Si le conflit persiste, ils auront à faire recours à l'arbitrage
des instances juridiques compétentes.
2. Un reporting peut fiable :
Le reporting constitue la base de dialogue entre les managers
opérationnels et le capital investisseur, il est fondé sur la
sincérité du détail d'information attestant de la
situation de l'entreprise permettant à l'investisseur de mesurer les
efforts, de cerner les difficultés et d'anticiper sur l'avenir.
Les conflits relatifs au reporting débutent souvent par
une dégradation de la situation de l'entreprise. Les gestionnaires loin
de réaliser les objectifs antérieurement énoncés
dans le business plan, embellissent le reporting afin d'altérer
l'appréciation du capital investisseur.
L'investisseur devra dans ce cas, intervenir pour
déterminer les causes exactes de cette dégradation en essayant
d'obtenir les données réelles de l'entreprise. Il peut même
être amené à changer sa politique de monitoring, passant
ainsi d'une relation souple basée sur la confiance à une autre
plus stricte.
Il faut signaler que, dans le but de rendre des comptes
à ces investisseurs, le capital investisseur est tenu de mesurer la
performance de son portefeuille périodiquement. Il est donc important
que la somme des reportings périodiques reflète la situation
annuelle sans écarts à l'arrivée.
3. Les divergences d'opinions stratégiques
:
La divergence d'opinions entre l'investisseur et
l'entrepreneur au sujet de stratégies à adopter (acquisition,
ouverture de nouveaux marchés, développement de nouveaux
produits, changement d'orientation stratégique...) est, le plus souvent,
réglée par recours aux clauses du pacte d'actionnaires, celles-ci
précisent en effet, le cas où l'investisseur disposerait d'un
droit de veto.
Les conflits d'intérêts souvent à
l'origine de cette divergence sont très dangereux, et doivent être
traités avec délicatesse afin de trouver un compromis entre les
divers partenaires et éviter, ainsi, l'éclatement du partenariat.
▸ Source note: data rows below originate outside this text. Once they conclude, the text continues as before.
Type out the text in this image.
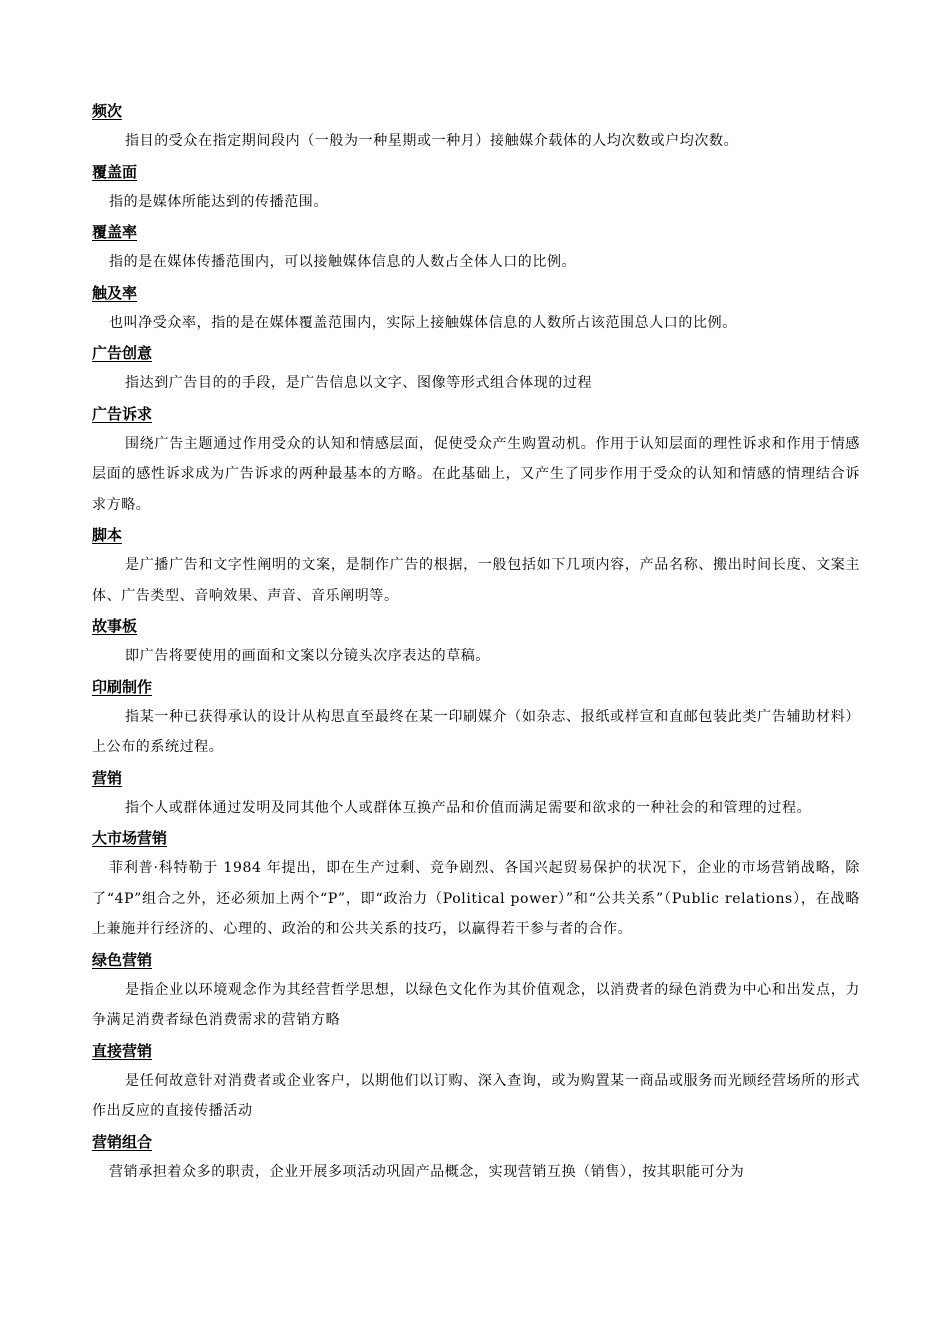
频次

指目的受众在指定期间段内（一般为一种星期或一种月）接触媒介载体的人均次数或户均次数。

覆盖面

指的是媒体所能达到的传播范围。

覆盖率

指的是在媒体传播范围内，可以接触媒体信息的人数占全体人口的比例。

触及率

也叫净受众率，指的是在媒体覆盖范围内，实际上接触媒体信息的人数所占该范围总人口的比例。

广告创意

指达到广告目的的手段，是广告信息以文字、图像等形式组合体现的过程

广告诉求

围绕广告主题通过作用受众的认知和情感层面，促使受众产生购置动机。作用于认知层面的理性诉求和作用于情感层面的感性诉求成为广告诉求的两种最基本的方略。在此基础上，又产生了同步作用于受众的认知和情感的情理结合诉求方略。

脚本

是广播广告和文字性阐明的文案，是制作广告的根据，一般包括如下几项内容，产品名称、搬出时间长度、文案主体、广告类型、音响效果、声音、音乐阐明等。

故事板

即广告将要使用的画面和文案以分镜头次序表达的草稿。

印刷制作

指某一种已获得承认的设计从构思直至最终在某一印刷媒介（如杂志、报纸或样宣和直邮包装此类广告辅助材料）上公布的系统过程。

营销

指个人或群体通过发明及同其他个人或群体互换产品和价值而满足需要和欲求的一种社会的和管理的过程。

大市场营销

菲利普·科特勒于 1984 年提出，即在生产过剩、竞争剧烈、各国兴起贸易保护的状况下，企业的市场营销战略，除了“4P”组合之外，还必须加上两个“P”，即“政治力（Political power）”和“公共关系”（Public relations），在战略上兼施并行经济的、心理的、政治的和公共关系的技巧，以赢得若干参与者的合作。

绿色营销

是指企业以环境观念作为其经营哲学思想，以绿色文化作为其价值观念，以消费者的绿色消费为中心和出发点，力争满足消费者绿色消费需求的营销方略

直接营销

是任何故意针对消费者或企业客户，以期他们以订购、深入查询，或为购置某一商品或服务而光顾经营场所的形式作出反应的直接传播活动

营销组合

营销承担着众多的职责，企业开展多项活动巩固产品概念，实现营销互换（销售），按其职能可分为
Toutefois, la meilleure solution est celle privilégiant le dialogue par
la multiplication des réunions et l'examen en commun des
opportunités.
4. Le remplacement des dirigeants :
La défaillance de l'équipe dirigeante pousse le
capital investisseur à exprimer le besoin de la remplacer. Une telle
situation peut être débloquée de deux façons. La
première est de recourir aux voix juridiques, la deuxième,
préconise de résoudre le problème à l'amiable et la
négociation avant d'opter pour la première jugée
coûteuse, longue et préjudiciable pour l'entreprise.
Outre les mesures de règlement à l'amiable, le
capital investisseur peut intervenir de deux façons différentes
qu'il soit actionnaire majoritaire ou minoritaire.
S'il est minoritaire et estime que l'équipe dirigeante
a failli sans espoir d'amélioration, il peut recourir aux instances
juridiques compétentes et demander une expertise de gestion ou
entreprendre une action en abus de majorité.
Par contre, s'il est majoritaire, il a le droit, voir le devoir,
de remplacer l'équipe dirigeante s'il estime que cette procédure
serait bénéfique à l'entreprise.
Nous conclurons cette section en mettant l'action sur le
dynamisme de l'économie qui fait qu'il est, en général,
impossible pour un projet de suivre les traits qui lui ont été
dessinés dans le business plan, dés lors, chacune des parties
doit faire des concessions sur ces propres intérêts.